The rains are here, and so are the floods. There are reasons why many believe that climate change is causing such a disruption in our weather patterns. It matters less if these are really new patterns or a natural part of an old pattern that we just never knew before. What is important is that at least three generations of living Filipinos know there are dramatic changes in our weather today versus remembered yesteryears.
Who is right and who is wrong among scientific views does not make it less miserable for Filipinos deeply affected by the emerging climate changes. And I am not talking about the inconvenienced by heavy traffic in flooded streets, I am talking about life-and-death circumstances for millions. I am talking about poor Filipinos, the poorest 5 million families and presumably another 2 or 3 million almost as poor families. Yes, let’s talk about them.
Many who read my articles do not see and relate to the poor in the provinces and rural areas. These same many, though, see and hear about the poor in the urban areas, especially Metro Manila. This is simply because the Internet is better in the cities than they are in most municipalities, and because media more regularly covers highly urbanized areas more than less populated rural areas. Until a Sendong or a Pablo comes along to kill hundreds or thousands.
For those who are aware of the caste system of India, they know there is a group at the very bottom called the “Untouchables”. For those less aware, let me quote a short description from national Geographic:
“To be born a Hindu in India is to enter the caste system, one of the world’s longest surviving forms of social stratification. Embedded in Indian culture for the past 1,500 years, the caste system follows a basic precept: All men are created unequal. The ranks in Hindu society come from a legend in which the main groupings, or varnas,emerge from a primordial being. From the mouth come the Brahmans—the priests and teachers. From the arms come the Kshatriyas—the rulers and soldiers. From the thighs come the Vaisyas—merchants and traders. From the feet come the Sudras—laborers. Each varna in turn contains hundreds of hereditary castes and subcastes with their own pecking orders.
A fifth group describes the people who are achuta, or untouchable. The primordial being does not claim them. Untouchables are outcasts—people considered too impure, too polluted, to rank as worthy beings. Prejudice defines their lives, particularly in the rural areas, where nearly three-quarters of India’s people live.Untouchables are shunned, insulted, banned from temples and higher caste homes, made to eat and drink from separate utensils in public places, and, in extreme but not uncommon cases, are raped, burned, lynched, and gunned down.”
It is a sad reality that we have our “Untouchables” in the Philippines. I will call them the “Unwanted” to avoid confusion with the Indian term, and also because they are truly unwanted. That is why they have remained the way they are from the beginning of the poverty they fell into during the Spanish regime – because no one cared. That devaluation they suffered from a society that preferred not to deal with them, except on temporary basis when their brawns become necessary for harvest purposes, has not been reversed for most of them.
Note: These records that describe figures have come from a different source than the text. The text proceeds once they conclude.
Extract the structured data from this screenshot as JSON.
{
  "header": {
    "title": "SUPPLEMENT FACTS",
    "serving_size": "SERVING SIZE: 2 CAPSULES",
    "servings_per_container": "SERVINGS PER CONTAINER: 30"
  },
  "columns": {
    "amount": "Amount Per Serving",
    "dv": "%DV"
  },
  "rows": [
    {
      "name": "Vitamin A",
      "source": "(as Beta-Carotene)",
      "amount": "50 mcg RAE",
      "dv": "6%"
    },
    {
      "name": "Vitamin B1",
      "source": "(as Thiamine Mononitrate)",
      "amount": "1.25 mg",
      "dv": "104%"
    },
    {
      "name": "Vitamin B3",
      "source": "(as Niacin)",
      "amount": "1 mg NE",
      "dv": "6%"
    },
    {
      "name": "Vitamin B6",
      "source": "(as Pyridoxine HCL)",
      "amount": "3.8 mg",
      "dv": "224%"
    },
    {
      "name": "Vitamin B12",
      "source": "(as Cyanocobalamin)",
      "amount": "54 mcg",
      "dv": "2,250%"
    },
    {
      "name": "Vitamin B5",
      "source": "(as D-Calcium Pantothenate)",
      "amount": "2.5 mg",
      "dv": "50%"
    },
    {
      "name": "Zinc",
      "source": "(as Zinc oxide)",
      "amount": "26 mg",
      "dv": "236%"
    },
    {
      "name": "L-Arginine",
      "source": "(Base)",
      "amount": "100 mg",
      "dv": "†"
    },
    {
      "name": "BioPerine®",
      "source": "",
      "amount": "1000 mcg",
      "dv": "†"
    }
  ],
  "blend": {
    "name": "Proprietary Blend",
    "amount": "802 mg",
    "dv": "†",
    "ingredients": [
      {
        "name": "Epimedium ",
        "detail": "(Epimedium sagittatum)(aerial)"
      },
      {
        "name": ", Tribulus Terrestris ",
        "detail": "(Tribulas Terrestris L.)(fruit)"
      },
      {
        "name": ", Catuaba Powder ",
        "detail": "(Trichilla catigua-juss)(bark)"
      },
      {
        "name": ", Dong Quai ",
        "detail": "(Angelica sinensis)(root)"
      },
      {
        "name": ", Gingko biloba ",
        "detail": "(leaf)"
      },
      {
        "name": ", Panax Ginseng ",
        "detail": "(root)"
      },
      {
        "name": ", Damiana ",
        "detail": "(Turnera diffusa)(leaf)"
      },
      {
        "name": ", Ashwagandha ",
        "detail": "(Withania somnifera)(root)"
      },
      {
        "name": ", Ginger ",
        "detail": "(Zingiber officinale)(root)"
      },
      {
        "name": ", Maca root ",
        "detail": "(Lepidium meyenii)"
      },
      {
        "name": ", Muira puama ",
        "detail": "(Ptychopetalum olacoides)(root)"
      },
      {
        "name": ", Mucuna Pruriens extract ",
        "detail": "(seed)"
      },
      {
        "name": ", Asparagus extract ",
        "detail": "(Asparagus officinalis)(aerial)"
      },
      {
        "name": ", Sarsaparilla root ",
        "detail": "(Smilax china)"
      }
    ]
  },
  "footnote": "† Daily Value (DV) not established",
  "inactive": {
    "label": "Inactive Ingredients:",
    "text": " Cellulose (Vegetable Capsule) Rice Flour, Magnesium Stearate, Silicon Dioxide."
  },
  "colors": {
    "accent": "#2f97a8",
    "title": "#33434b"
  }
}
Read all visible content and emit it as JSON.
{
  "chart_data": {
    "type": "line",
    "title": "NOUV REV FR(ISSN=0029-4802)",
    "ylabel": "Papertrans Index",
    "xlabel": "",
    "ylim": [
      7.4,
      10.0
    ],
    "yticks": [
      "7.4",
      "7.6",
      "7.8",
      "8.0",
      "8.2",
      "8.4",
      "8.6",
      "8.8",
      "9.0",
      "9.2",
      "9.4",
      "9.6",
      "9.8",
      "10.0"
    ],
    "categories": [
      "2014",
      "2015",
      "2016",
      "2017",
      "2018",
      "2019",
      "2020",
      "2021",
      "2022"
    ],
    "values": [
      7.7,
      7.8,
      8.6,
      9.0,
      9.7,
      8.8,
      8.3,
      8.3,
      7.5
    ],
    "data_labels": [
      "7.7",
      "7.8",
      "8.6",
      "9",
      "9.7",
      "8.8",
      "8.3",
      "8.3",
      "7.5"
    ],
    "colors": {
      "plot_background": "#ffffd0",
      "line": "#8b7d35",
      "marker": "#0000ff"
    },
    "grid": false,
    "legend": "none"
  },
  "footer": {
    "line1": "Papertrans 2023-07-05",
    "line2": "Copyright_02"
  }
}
Half of Filipinos are self-rated poor, with at least one fourth dirt poor. That is a percentage higher than the Untouchables of India. It is scandalous how this can happen when a dominant Christian religion is anchored on love and bringing glad tidings to the poor. But the truth is the truth, and no religious hypocrisy can change that. Christians can only move out of hypocrisy, especially the leadership of the Catholic Church to whom Catholics look to for modeling. I choose not to speak about the minority Muslims, knowing as I do that among the poorest in the Philippines are Muslim areas in Mindanao. Definitely, their own poor cannot be blamed.
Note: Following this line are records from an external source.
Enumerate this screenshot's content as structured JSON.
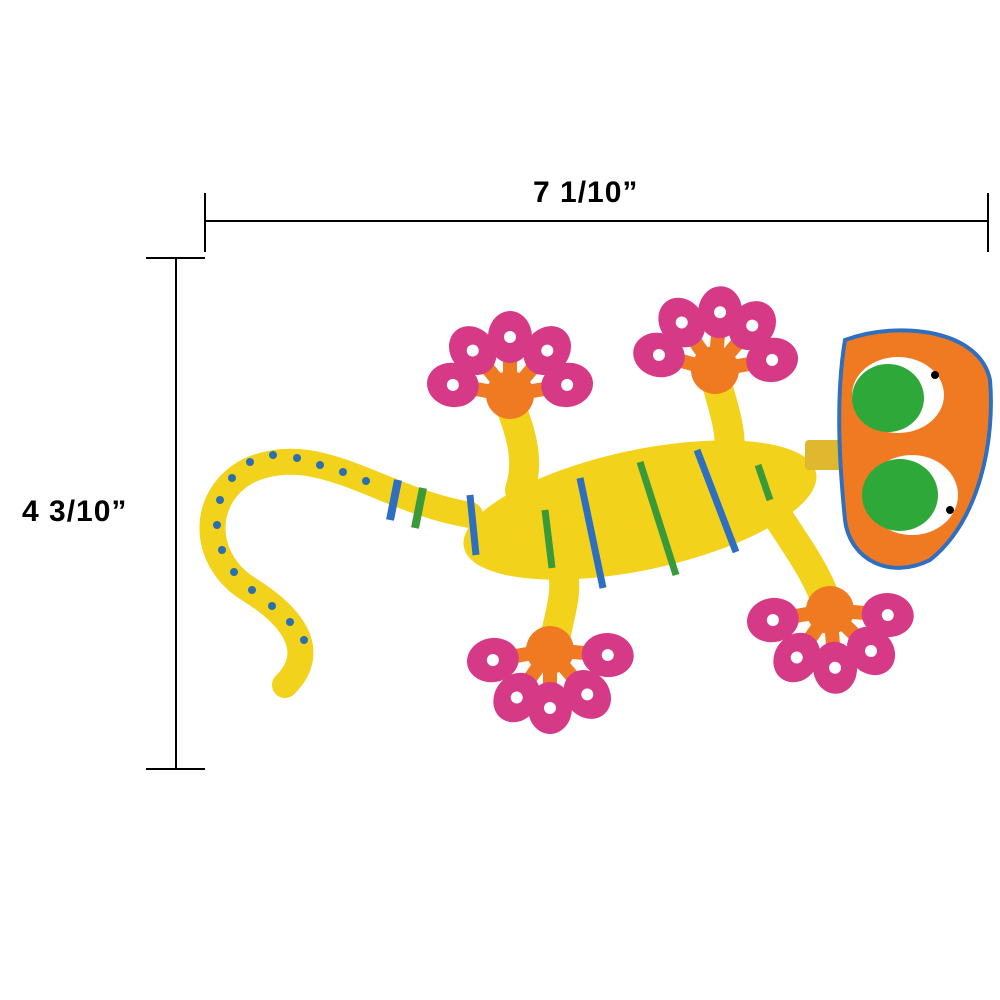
{
  "dimensions": {
    "width_label": "7 1/10”",
    "height_label": "4 3/10”"
  },
  "product": {
    "subject": "gecko-figurine",
    "colors": {
      "body": "#f2d21a",
      "feet_pads": "#d63a86",
      "feet_base": "#f07a22",
      "head": "#f07a22",
      "eyes": "#2fa83a",
      "stripe_blue": "#2f6fc0",
      "stripe_green": "#3a9a3a",
      "dots": "#2a6fb0"
    }
  }
}
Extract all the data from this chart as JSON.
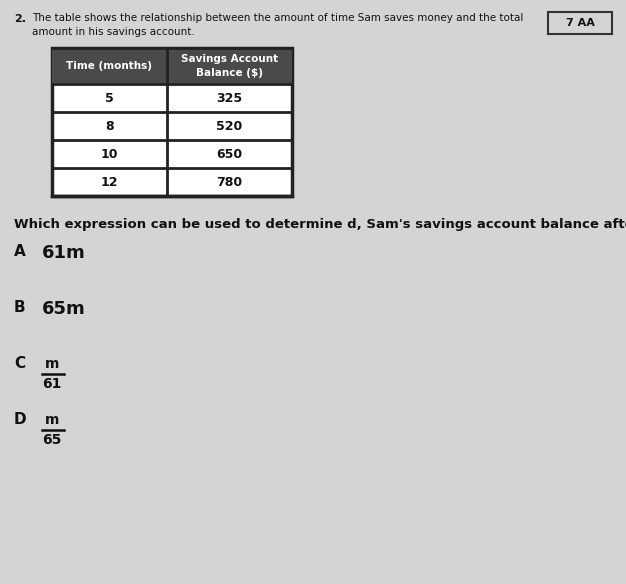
{
  "question_num": "2.",
  "question_text_line1": "The table shows the relationship between the amount of time Sam saves money and the total",
  "question_text_line2": "amount in his savings account.",
  "tag": "7 AA",
  "table_headers": [
    "Time (months)",
    "Savings Account\nBalance ($)"
  ],
  "table_data": [
    [
      "5",
      "325"
    ],
    [
      "8",
      "520"
    ],
    [
      "10",
      "650"
    ],
    [
      "12",
      "780"
    ]
  ],
  "question2": "Which expression can be used to determine d, Sam's savings account balance after m months?",
  "options": [
    {
      "letter": "A",
      "text": "61m",
      "fraction": false
    },
    {
      "letter": "B",
      "text": "65m",
      "fraction": false
    },
    {
      "letter": "C",
      "numerator": "m",
      "denominator": "61",
      "fraction": true
    },
    {
      "letter": "D",
      "numerator": "m",
      "denominator": "65",
      "fraction": true
    }
  ],
  "bg_color": "#d4d4d4",
  "text_color": "#111111",
  "header_bg": "#4a4a4a",
  "table_border": "#222222"
}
The highlight is suddenly on the Unwanted today. Attention is focused on them when the rest of Filipinos are either inconvenienced or politicians threatened with public ire. But I notice that the attention given the Unwanted is not softened by sympathy; rather, it is laced with official frustration. After all, the Unwanted are blamed for the garbage in the esteros and rivers where there are colonies of them piled on top of one another. After all, the Unwanted are blamed for everything, as though their misery is their choice over the blessings of the more fortunate. If they are not deemed too lazy, they are called too stupid to vote for the good candidates.
As if good candidates over 100 years have amounted to anything for the Unwanted, almost 19 million of them having experienced hunger in the 1st quarter of 2013. If 19% of our poor can grow hungry and many millions more threatened by hunger everyday, do we believe they will clean their garbage, or clean our garbage for us? Do we expect them to live in subdivisions instead of river banks or esteros so they can be close to water, no matter how polluted? If we do not want them, why will they want us?
We have choices, the Unwanted do not. We can stoop down, they cannot reach up enough to reach us. The gap is too big. We can sympathize and empathize, we can afford to. They are too busy trying to survive and cannot even think of joining a revolution to get rid of us.
When we look at the Unwanted as the problem, we cannot solve anything. Because we are the problem, not them. They are the Unwanted, unwanted by us. Their only dream to have a little of what we have, including being wanted. If our Christianity is too cold to care, maybe the Filipino in us can be the spark to make us brave enough to care.